Los mendigos, los perros y las protestas callejeras contra el gobierno, contrastan sus urgencias y forman un Guernica de lamentos sin color que el sol matiza entre las bocinas de los autos que serpentean para buscar el escape de las arterias invadidas.

Sigo caminando. Lento.



Me acuerdo de una frase de Atahualpa Yupanqui, “el hombre que camina lento, le galopa el pensamiento”. Los pasos se vuelven pinceladas en este paisaje.
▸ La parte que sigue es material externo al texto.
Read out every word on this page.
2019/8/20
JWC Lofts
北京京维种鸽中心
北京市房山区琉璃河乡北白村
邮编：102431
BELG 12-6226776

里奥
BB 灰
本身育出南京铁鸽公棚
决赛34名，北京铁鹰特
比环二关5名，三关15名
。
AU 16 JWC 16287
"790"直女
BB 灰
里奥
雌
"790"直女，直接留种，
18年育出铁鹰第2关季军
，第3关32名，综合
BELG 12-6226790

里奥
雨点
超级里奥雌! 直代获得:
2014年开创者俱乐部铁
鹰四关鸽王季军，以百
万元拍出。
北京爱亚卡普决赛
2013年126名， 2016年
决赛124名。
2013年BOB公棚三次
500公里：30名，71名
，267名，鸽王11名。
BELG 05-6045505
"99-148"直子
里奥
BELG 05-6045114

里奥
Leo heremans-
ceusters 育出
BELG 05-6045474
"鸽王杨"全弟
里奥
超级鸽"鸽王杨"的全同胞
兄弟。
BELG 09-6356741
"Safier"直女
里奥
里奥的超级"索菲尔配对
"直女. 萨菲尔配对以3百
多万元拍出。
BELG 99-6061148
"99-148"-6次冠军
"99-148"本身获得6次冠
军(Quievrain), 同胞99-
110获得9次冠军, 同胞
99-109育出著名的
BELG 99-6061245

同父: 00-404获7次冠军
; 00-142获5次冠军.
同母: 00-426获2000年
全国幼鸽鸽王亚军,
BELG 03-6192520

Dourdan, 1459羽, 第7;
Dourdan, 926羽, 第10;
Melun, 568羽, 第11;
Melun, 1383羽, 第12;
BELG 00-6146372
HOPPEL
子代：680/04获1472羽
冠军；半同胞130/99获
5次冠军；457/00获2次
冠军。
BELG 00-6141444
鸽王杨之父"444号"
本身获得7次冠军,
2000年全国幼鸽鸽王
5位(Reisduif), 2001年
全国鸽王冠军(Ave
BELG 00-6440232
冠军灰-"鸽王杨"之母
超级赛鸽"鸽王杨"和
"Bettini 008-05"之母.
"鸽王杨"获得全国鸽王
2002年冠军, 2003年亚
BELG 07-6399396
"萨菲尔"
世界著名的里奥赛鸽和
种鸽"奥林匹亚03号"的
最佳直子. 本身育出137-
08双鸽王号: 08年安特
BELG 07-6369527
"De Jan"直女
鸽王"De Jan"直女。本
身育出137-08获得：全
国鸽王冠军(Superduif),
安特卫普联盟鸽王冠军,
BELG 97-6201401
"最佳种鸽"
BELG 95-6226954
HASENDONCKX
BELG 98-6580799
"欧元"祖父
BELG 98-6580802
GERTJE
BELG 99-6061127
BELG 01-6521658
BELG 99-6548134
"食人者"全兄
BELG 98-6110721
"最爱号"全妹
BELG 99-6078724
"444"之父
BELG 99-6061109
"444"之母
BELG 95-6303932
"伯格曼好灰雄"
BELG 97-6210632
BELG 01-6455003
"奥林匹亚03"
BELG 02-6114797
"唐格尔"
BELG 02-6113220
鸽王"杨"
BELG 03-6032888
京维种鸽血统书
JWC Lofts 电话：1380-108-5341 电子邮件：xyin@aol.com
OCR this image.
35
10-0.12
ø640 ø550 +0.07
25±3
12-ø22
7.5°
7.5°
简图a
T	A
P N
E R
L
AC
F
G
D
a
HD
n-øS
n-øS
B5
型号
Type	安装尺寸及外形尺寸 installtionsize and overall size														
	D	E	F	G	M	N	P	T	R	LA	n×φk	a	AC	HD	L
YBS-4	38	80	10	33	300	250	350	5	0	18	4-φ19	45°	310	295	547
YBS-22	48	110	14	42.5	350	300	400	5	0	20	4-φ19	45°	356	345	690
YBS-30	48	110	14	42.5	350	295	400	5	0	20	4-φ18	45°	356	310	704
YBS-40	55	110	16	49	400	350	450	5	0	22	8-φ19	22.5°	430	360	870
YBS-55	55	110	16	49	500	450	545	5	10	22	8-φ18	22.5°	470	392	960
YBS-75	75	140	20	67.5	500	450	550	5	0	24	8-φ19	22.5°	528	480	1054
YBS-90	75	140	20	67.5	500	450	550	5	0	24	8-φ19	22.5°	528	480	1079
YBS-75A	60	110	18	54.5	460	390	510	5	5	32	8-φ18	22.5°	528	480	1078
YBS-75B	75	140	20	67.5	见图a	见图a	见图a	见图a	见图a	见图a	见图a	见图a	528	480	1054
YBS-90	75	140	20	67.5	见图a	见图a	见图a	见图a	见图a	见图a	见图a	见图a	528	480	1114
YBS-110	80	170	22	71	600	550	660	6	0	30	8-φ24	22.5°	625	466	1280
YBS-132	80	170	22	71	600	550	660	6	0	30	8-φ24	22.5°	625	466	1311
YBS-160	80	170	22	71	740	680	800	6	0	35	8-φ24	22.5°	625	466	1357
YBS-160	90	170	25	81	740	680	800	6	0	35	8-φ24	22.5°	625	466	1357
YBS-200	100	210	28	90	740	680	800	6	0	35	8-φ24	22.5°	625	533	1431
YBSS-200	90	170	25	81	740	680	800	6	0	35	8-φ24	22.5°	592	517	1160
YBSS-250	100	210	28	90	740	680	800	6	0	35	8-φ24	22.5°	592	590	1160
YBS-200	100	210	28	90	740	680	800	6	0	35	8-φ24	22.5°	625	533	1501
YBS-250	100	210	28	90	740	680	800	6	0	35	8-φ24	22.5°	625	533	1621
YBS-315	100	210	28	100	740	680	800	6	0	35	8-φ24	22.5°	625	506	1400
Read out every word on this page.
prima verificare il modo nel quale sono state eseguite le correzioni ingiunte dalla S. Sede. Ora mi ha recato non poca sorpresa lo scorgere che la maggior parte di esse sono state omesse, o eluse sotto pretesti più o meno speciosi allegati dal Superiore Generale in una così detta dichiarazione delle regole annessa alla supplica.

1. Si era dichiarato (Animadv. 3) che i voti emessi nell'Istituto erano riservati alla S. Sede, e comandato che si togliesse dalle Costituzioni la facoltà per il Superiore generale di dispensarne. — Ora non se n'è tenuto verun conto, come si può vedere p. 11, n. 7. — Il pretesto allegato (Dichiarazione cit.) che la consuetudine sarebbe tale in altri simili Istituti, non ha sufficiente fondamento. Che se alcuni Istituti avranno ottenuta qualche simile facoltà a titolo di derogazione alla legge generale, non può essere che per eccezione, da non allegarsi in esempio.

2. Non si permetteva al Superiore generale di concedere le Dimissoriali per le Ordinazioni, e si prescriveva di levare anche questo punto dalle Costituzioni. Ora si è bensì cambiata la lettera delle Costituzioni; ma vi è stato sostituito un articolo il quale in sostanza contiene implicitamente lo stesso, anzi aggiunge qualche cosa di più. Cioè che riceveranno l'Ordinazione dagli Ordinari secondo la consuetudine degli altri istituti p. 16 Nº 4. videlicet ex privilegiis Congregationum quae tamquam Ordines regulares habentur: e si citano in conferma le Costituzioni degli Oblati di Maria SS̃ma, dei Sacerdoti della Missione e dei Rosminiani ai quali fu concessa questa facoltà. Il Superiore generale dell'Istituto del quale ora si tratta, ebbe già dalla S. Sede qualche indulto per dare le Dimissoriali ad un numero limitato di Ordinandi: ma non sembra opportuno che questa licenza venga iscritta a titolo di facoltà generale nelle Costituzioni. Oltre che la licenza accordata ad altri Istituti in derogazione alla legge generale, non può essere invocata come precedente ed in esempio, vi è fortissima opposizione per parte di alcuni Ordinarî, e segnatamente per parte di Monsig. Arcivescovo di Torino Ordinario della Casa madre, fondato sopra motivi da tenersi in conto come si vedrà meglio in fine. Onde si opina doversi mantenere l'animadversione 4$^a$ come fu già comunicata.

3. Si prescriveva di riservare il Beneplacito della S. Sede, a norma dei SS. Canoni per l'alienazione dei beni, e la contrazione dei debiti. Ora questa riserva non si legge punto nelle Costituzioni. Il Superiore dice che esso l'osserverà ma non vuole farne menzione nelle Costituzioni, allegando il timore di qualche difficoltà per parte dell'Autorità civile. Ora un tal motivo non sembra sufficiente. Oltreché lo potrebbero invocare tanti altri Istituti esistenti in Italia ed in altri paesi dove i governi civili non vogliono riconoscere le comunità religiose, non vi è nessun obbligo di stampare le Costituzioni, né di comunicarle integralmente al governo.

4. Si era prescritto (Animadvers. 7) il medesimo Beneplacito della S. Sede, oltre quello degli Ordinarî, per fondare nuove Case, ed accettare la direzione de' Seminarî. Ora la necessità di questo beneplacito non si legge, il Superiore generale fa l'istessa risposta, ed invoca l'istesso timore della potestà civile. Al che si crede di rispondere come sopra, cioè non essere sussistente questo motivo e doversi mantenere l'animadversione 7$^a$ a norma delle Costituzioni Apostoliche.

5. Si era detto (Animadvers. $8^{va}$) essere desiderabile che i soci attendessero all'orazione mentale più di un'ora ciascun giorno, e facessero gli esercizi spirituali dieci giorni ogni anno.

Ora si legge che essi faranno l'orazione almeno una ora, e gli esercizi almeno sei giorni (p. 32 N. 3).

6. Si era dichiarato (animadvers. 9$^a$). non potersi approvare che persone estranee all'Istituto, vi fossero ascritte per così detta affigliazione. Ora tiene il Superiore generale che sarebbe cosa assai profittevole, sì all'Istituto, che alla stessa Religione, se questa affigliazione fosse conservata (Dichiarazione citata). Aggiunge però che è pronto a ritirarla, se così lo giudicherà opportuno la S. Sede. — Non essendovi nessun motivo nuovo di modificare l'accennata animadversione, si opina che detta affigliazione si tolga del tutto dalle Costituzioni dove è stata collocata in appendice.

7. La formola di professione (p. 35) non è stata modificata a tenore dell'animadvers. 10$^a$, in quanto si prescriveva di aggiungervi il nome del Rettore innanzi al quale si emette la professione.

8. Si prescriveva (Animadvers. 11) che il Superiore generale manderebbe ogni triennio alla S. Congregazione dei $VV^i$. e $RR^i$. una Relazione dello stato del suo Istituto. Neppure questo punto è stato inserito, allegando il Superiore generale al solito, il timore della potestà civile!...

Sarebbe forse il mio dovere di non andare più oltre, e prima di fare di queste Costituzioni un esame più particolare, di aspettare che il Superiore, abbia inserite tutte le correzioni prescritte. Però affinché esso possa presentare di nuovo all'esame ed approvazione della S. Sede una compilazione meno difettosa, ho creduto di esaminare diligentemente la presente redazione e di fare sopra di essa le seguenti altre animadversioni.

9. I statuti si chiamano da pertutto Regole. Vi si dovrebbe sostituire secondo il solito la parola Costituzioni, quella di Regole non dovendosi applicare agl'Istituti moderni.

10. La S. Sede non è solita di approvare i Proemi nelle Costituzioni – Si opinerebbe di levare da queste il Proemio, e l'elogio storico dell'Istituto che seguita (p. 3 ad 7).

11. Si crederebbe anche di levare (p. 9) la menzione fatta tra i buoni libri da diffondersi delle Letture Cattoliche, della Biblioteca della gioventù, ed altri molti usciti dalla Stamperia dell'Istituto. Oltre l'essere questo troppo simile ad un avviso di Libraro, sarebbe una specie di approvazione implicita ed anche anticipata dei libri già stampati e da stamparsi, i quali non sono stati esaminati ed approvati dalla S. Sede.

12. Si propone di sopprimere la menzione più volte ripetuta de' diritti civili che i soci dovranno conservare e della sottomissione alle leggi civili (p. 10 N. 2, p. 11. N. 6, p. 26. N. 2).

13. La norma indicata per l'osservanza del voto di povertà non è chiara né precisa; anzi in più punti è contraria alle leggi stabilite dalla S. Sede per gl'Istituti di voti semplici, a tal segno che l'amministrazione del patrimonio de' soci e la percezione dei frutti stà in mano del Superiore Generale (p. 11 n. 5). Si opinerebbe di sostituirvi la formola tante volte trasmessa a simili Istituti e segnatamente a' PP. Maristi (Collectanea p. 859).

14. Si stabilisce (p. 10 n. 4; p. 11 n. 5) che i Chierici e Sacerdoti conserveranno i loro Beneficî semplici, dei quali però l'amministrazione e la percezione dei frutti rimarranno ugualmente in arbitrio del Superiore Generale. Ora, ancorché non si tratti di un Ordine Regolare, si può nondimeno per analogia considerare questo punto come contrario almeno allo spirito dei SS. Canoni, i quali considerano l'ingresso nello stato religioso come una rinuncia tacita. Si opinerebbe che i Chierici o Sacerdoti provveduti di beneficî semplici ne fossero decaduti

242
Buscan, recorren, arrastran sus tintas de rutina entre los colores de vida de miles de personas que no imaginan que en mi recorrido, voy bocetando mis fantasmas, mis imágenes, mis sueños, mis obras.

Pasó el día.

En mi retorno vespertino, el sol va terminando su elíptico paseo para recostarse detrás de los cerros y la ciudad se llena de sombras estiradas que juegan con las botellas y bolsas de plástico que la gente arroja sin imaginar que sus acciones en algunos museos serian la selección del jurado más exigente. Busco separar mi pensamiento del abandono de la belleza y miro hacia los cerros. Los colores que el sol regala en su agonía demuestran que hasta en las diferencias más radicales está escondido el hecho estético. El día y la noche, quizás la más notable dupla del contraste chocan su prologo y epílogo con un espatulado de azules, rojos y amarillos, que poco a poco esfuman su danza impresionista con fondos que oscurecen lentamente para derramar un salpicado asimétrico de estrellas que las luces urbanas se ocuparan de borrar de la mirada humana.

Llega la noche.

Hace un racimo de días que no pinto. Luego de alimentar a los buitres que baten sus alas sobre mi costo de vida y la de mis hijos, veo nuevos atardeceres con mis descansados pinceles. Pero el Arte no conoce de inflación ni subsistencia y se abre camino en cualquier papel, en las manchas de humedad de este febrero lluvioso, en las nubes, en la vida.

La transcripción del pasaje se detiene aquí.